It was really nice to meet you; goodbye.
About 38 days ago I lost a good friend, Army 1st Lt. Eric David Yates, in Afghanistan to an IED.
I’ve stared at this screen, blank pages of paper, and into space a lot over the last few weeks in attempt to get something, anything, out of my brain to make sense of this. And the more I’ve stared, the more I’ve realized that there is no easy way to put to words what I’ve got running through my brain…mostly because I’m still not entirely sure what it is exactly that’s going through my brain.
I’m no stranger to deployments, to war. My Dad had several of them when I was a kid - the first memory I have of my dad is him coming home from the first Gulf War. And despite how little I was when all of that happened — I knew what was up. I knew people wouldn’t be coming home alive. Thankfully (and I do mean that in the sincerest way possible), that wasn’t the case for my Dad. I was about 4 when that happened. I’m 24 now and at almost to the precise hour Eric was killed I was at lunch with the NCO in charge of my office when I realized I’ve spent about 20 years of my life wondering if someone - my dad, a friend’s dad, a friend - would come home. And on that day, it was my turn for someone not to.
And it sucks. It sucks so much more than anything ever should. And “sucks” is just as much the best as it is the absolute most inadequate word for the situation. “Sucks” doesn’t even begin to cover it, but it’s all I’ve got. There’s no amount of “reallys” or any adjective that I can add to it that would make it anymore serious or real for me or anyone else. It just sucks.
I found out through Facebook - my other very good friend and Eric’s best friend, Tyler, told me via that stupid chat function that I hate just as much as I appreciate. Which was the best he could do considering that he was in Afghanistan too.
Eric’s services followed about 9 days later. Attending them was single-handedly the worst and most humbling and proud thing I’ve ever done. They were uniquely Eric. Complete with CDs of music he felt we all needed to listen to and a letter to all of us with things he wanted us to do — read more, work out, get out and meet people, drink liquor not beer, watch the Star Wars Trilogy (yes, Star Wars). And in typical Eric fashion, he was absolutely right about all of it. He always was smarter than the rest of us. He never held it against any of us though.

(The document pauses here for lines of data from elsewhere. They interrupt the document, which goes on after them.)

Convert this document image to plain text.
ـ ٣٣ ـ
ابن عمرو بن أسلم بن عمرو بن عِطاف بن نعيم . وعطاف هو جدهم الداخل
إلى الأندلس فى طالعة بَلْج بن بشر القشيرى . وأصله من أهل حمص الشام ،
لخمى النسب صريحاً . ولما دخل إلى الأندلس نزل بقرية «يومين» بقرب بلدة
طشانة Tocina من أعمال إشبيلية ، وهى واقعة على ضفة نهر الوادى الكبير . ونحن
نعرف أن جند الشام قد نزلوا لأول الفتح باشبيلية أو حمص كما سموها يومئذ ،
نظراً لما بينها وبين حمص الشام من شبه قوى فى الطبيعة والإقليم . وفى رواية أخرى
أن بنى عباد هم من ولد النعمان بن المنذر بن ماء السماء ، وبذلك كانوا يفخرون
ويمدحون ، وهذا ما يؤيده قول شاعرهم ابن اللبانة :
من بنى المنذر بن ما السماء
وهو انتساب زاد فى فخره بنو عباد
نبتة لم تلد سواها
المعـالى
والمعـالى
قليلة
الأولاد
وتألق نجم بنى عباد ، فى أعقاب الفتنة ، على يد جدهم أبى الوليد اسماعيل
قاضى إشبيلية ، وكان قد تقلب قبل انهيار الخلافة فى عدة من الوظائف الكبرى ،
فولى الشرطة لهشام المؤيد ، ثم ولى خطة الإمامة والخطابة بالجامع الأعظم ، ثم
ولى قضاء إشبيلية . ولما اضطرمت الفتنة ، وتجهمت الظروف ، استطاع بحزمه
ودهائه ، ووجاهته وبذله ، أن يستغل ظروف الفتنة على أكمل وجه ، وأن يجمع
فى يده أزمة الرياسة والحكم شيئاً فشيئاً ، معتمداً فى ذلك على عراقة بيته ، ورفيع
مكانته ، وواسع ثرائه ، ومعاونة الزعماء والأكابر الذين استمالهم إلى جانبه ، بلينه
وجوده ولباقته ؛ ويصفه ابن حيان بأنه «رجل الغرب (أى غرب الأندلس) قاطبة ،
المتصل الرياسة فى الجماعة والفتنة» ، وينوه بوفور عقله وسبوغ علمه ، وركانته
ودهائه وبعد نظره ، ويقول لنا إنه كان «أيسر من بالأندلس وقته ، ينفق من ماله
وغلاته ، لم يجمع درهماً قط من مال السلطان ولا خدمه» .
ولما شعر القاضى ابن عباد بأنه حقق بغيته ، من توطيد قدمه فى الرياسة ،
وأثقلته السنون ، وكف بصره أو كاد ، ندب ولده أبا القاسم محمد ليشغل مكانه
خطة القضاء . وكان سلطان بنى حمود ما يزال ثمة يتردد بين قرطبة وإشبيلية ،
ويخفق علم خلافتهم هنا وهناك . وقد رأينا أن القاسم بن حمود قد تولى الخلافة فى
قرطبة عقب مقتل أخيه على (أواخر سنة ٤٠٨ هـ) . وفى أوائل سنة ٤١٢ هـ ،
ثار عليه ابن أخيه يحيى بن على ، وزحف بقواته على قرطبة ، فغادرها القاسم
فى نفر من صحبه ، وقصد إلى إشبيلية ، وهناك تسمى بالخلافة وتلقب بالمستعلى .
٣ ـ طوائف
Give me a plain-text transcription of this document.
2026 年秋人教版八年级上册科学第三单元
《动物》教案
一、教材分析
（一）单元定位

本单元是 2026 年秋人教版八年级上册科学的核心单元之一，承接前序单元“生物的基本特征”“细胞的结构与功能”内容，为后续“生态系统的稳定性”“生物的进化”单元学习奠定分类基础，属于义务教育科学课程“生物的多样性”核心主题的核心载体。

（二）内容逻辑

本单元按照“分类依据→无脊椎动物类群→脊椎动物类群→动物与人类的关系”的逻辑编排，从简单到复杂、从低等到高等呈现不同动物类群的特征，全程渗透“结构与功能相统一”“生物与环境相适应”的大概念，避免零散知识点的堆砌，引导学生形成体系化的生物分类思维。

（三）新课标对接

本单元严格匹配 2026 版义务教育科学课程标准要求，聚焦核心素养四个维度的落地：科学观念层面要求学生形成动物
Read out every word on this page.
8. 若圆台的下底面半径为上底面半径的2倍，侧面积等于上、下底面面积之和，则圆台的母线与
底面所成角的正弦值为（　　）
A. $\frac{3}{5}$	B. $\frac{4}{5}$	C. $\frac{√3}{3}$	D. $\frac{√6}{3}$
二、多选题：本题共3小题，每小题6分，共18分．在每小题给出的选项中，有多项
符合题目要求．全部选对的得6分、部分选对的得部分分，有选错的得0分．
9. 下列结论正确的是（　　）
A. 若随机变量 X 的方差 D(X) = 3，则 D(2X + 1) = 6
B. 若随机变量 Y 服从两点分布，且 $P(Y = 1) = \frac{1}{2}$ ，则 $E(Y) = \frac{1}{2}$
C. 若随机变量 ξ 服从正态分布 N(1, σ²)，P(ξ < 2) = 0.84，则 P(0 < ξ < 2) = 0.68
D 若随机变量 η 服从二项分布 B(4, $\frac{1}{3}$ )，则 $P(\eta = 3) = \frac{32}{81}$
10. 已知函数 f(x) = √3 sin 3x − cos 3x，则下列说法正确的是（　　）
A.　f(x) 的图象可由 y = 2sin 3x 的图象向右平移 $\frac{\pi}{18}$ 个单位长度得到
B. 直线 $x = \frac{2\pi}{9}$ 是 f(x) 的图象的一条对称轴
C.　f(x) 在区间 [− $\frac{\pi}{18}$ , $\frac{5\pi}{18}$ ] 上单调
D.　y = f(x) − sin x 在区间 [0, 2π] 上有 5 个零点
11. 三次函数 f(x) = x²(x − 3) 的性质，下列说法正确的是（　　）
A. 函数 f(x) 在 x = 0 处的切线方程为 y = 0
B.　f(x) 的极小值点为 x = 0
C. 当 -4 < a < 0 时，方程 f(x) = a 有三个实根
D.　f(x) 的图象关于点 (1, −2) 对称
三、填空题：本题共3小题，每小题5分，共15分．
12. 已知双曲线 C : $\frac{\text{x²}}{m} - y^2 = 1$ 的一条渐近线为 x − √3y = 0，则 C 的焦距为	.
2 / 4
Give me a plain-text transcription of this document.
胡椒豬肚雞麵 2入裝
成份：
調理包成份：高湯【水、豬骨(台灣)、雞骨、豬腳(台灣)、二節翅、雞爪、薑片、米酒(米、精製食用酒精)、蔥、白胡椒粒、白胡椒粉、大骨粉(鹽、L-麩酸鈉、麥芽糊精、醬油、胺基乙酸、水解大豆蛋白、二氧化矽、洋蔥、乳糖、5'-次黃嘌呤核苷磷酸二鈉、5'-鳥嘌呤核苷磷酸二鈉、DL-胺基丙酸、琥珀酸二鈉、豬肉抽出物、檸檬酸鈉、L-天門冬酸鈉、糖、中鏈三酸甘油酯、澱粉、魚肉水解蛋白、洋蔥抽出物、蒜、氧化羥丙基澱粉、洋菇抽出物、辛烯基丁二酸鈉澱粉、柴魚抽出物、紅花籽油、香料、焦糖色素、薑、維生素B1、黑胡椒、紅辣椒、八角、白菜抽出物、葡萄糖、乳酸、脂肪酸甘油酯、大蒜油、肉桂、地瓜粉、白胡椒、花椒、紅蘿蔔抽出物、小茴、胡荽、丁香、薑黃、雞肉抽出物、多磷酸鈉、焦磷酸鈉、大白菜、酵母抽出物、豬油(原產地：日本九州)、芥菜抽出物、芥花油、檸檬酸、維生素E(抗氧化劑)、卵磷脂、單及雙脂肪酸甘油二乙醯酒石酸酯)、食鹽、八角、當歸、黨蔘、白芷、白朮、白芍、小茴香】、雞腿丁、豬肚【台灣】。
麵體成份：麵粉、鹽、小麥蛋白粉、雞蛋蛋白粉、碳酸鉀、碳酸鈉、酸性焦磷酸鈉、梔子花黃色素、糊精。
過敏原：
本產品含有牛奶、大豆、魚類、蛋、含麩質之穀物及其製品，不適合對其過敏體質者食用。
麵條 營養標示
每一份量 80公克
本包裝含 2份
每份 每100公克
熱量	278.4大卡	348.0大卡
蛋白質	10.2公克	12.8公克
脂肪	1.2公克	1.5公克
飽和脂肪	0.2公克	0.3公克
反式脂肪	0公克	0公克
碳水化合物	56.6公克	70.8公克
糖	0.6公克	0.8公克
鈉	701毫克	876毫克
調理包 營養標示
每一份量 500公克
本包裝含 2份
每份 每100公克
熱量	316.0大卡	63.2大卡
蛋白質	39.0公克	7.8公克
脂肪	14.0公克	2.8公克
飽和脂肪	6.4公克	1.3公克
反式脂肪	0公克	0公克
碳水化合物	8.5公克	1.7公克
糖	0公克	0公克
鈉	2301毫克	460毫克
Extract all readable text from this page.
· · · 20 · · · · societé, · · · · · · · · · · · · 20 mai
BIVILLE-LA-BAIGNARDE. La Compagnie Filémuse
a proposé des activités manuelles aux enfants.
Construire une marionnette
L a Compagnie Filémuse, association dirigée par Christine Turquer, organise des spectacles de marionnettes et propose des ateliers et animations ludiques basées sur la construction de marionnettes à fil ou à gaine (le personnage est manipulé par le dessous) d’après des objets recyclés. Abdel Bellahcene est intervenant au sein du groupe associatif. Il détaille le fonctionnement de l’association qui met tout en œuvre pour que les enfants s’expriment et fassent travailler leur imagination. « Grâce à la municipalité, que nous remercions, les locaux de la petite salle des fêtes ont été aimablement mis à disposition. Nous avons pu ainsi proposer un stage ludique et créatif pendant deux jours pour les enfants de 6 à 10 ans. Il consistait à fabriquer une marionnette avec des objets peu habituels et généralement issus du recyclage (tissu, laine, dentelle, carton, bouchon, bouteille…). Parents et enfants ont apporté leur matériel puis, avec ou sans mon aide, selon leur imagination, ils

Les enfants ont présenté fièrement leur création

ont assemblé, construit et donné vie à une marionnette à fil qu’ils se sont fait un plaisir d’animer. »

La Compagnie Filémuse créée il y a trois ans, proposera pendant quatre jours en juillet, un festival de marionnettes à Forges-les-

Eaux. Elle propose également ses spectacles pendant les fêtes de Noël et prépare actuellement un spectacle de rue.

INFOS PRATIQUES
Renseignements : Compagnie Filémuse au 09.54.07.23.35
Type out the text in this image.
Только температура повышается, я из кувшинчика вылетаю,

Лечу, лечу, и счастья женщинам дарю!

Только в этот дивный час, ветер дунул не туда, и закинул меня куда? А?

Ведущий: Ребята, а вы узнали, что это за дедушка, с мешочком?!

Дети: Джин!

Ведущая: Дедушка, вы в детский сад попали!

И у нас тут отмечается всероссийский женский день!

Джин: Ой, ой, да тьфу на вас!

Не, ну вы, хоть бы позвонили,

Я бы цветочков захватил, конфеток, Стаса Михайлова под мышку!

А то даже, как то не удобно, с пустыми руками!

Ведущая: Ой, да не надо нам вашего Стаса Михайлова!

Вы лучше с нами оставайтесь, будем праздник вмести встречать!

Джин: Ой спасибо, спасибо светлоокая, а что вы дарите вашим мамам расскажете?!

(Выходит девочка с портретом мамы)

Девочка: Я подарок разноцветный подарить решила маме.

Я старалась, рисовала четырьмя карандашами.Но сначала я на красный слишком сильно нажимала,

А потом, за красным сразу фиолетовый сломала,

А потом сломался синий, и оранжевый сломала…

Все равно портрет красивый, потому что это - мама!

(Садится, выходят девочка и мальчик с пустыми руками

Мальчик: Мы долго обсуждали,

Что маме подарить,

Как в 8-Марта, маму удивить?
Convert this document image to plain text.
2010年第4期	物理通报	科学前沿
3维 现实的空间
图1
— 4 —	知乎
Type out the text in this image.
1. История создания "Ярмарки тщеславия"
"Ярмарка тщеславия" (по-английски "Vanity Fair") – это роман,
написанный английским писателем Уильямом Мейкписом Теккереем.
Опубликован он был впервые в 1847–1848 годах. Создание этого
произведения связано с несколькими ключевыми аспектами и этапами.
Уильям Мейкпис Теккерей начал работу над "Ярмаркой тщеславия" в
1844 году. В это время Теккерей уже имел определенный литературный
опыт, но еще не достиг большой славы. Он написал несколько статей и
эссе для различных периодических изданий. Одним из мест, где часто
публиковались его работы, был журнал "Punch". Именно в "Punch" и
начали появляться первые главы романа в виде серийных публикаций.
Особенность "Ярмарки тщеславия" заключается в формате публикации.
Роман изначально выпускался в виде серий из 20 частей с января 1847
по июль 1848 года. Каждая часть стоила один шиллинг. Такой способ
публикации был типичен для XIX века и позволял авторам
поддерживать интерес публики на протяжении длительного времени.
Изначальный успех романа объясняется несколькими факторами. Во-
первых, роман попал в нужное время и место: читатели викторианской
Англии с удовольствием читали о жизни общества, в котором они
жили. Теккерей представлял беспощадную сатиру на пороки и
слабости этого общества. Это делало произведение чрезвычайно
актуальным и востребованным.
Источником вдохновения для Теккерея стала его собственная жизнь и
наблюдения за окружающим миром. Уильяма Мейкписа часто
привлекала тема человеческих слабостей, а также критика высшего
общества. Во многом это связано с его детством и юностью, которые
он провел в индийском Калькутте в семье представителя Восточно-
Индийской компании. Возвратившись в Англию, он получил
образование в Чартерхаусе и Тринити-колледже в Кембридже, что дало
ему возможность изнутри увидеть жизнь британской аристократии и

I’ve spent the last month and some odd days attempting to process it all — listening to the music he left for us, spending time with Tyler who made it home on R&R just after the services, and avoiding any and all things that have to deal with IEDs, fallen warriors or anything of the sort.
Truth be told, I’m struggling with this.
I’m angry, and I’m sad, and I’m I don’t even know what. There’s this entire emotional level that I’m dealing with and am entirely unfamiliar with. Sad isn’t the right word. Angry isn’t it either. But whatever “it” is is where I’m at and I don’t know how to talk about it. It’s just all extremely difficult to process.
I guess I’m just mostly struggling to deal with the permanence of it all. My life has always been about change: the moves, the new schools, new friends, new houses. But regardless of the change, life always went on for everyone. That didn’t happen this time.
Tyler put it best, “Little did I know this thing would be life, not the war.”
We didn’t know. We just didn’t know.